В какой-то момент Светлане начало казаться, что это отступает… когда неожиданно в ее скачущие, суматошные мысли вторгся голос отца - насмешливый и жестокий:

- Твой любовник теперь выжил тебя из собственной спальни? Милая, что же с тобой стало - ты же раньше была совсем не такой.

Она резко вскинула голову: отец сидел в кресле напротив - в домашнем халате и турецких мягких тапочках, которые Светлана берегла ему на именины, да так и не успела подарить.

Страха не было, удивления тоже. Но, на редкость ясно осознавая происходящее, Светлана покачала головой:

- Не говори со мной… тебя нет, ты - фантом. Мой отец умер много лет назад, а тебя я не знаю и не желаю даже слушать.

- Действительно - умер?! - Отец вскинул брови столь знакомо, что у Светланы защемило сердце. Оттого, что наяву этого никогда больше не будет.

Но его слова… Они мучили Светлану, сводили с ума, заставляли закрыть уши и бежать - бежать безо всякой надежды укрыться.

- Зачем ты изводишь меня?! - действительно закрывая уши, выкрикнула Светлана. - За что? Ты ведь тоже никогда таким не был раньше!

- Так я же фантом, милая! Ты сама это сказала: меня не существует, я не могу никого мучить. - Он легко поднялся из кресла, сделал несколько шагов и, наклоняясь к ней, почти на ухо произнес: - Это все ты. Ты сама себя изводишь. А сказать отчего? - он за подбородок поднял ее лицо. - Оттого, что ты виновата.

- Я ни в чем не виновата, - упрямо ответила Светлана и стала зажимать уши еще плотнее - хотя голос отца вовсе не становился тише. - Я не виновата и хочу, чтобы это прекратилось!

Светлана резко мотнула головой, высвобождая свой подбородок, и глядела на фантом хоть и снизу вверх, зато с вызовом.

Отец же покачал головой с некоторою досадой:

- Это никогда не прекратится. Ни это, ни то… - он кивком указал на дверь спальни, прижавшись спиной к которой сидела Светлана.

- Прекратится! Я сама это прекращу!

Решение родилось в ней внезапно и казалось теперь единственно верным. Уцепившись за дверцу комода, стоящего подле, она с усилием поднялась на ноги - вот только хлипкая дверца при этом раскрылась, и ворох нижнего белья высыпался на ковер… и среди своих чулок и нижних юбок Светлана глазами выхватила револьвер с потрескавшейся деревянной рукоятью. Она отчего-то не удивилась, увидев его там. Молча нагнулась, отстранив замолчавшего фантома, и подняла револьвер.

Потом, отворив дверь в спальню, Светлана взвела курок и несколько раз выстрелила в спящего на ее подушке Сержа.

Глава XIII

Невесту звали Дашенькой.

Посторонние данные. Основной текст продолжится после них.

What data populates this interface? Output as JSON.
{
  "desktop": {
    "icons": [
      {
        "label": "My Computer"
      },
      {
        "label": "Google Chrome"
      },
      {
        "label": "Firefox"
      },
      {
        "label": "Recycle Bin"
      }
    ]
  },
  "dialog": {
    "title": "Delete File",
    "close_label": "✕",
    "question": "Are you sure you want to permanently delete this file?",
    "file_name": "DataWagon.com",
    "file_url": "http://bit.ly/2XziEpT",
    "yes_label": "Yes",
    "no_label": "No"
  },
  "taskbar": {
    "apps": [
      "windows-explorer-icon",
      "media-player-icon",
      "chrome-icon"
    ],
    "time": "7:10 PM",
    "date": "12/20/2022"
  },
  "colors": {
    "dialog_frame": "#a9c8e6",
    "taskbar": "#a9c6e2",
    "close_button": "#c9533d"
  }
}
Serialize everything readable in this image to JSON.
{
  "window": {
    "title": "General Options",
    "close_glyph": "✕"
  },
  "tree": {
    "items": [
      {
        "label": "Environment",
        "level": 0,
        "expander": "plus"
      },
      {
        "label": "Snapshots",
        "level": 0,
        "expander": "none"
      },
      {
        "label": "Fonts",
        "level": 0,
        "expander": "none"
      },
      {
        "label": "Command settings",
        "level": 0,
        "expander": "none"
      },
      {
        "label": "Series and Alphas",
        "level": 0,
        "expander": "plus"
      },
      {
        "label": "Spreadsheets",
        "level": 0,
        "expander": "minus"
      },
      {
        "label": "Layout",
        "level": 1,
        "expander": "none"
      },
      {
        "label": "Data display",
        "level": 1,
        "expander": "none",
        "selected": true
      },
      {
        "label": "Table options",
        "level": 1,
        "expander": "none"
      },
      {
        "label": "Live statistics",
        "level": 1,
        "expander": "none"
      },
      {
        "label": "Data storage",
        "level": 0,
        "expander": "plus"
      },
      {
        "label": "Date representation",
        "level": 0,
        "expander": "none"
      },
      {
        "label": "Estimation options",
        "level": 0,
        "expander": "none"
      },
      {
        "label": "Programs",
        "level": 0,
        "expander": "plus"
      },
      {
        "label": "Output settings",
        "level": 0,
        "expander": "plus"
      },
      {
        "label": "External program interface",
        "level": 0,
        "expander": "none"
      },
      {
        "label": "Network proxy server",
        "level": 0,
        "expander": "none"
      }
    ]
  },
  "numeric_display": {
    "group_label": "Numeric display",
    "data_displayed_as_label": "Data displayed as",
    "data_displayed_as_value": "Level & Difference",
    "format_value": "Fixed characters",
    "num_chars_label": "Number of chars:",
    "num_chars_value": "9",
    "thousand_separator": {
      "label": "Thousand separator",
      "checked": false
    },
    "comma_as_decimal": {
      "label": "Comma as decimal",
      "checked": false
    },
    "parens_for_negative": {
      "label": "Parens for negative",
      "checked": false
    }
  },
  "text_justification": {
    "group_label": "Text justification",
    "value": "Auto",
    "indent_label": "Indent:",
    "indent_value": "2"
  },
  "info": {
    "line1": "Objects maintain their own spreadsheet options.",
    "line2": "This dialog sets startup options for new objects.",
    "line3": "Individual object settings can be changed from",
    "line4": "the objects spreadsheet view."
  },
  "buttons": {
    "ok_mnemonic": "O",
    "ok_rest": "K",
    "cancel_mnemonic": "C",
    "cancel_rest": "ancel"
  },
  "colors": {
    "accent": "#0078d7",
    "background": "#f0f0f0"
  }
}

Ее так и представили при встрече - «Дашенька». Это было тихое, молчаливое создание лет семнадцати с прозрачной, болезненно-белой кожей, будто не знавшей никогда лучей солнца. При взгляде на нее Кошкину подумалось, что, если Раскатова стала «мышкой», лишь когда ее загнали в угол, то эта «мышкой» родилась и, вероятно, будет ею до конца жизни.

Впрочем, Платон Алексеевич ни в чем не обманул, Дашенька была доброй, милой и славной. Красавицей с выразительными темными и невероятно печальными глазами. Хотя Дашенька подняла эти глаза от пола раза два за весь вечер, а в основном, сжавшись в комок, стояла за плечом своей тетки, Авдотьи Григорьевны, грузной и суровой дамы лет тридцати пяти.

Дом и принадлежал Авдотье Григорьевне, вдовой генеральше, которая, как она подчеркнула раз пять, «взяла к себе племянницу из доброты своей, покуда все кто ни попадя этой добротою пользуются». На деле же, как убедился Кошкин, два часа просидев с ними в гостиной, Дашенька была в этом доме чем-то средним между бесплатной гувернанткой для детей Авдотьи Григорьевны и ее бессловесной компаньонкой, которой сказать можно что угодно, не опасаясь услышать и слова поперек.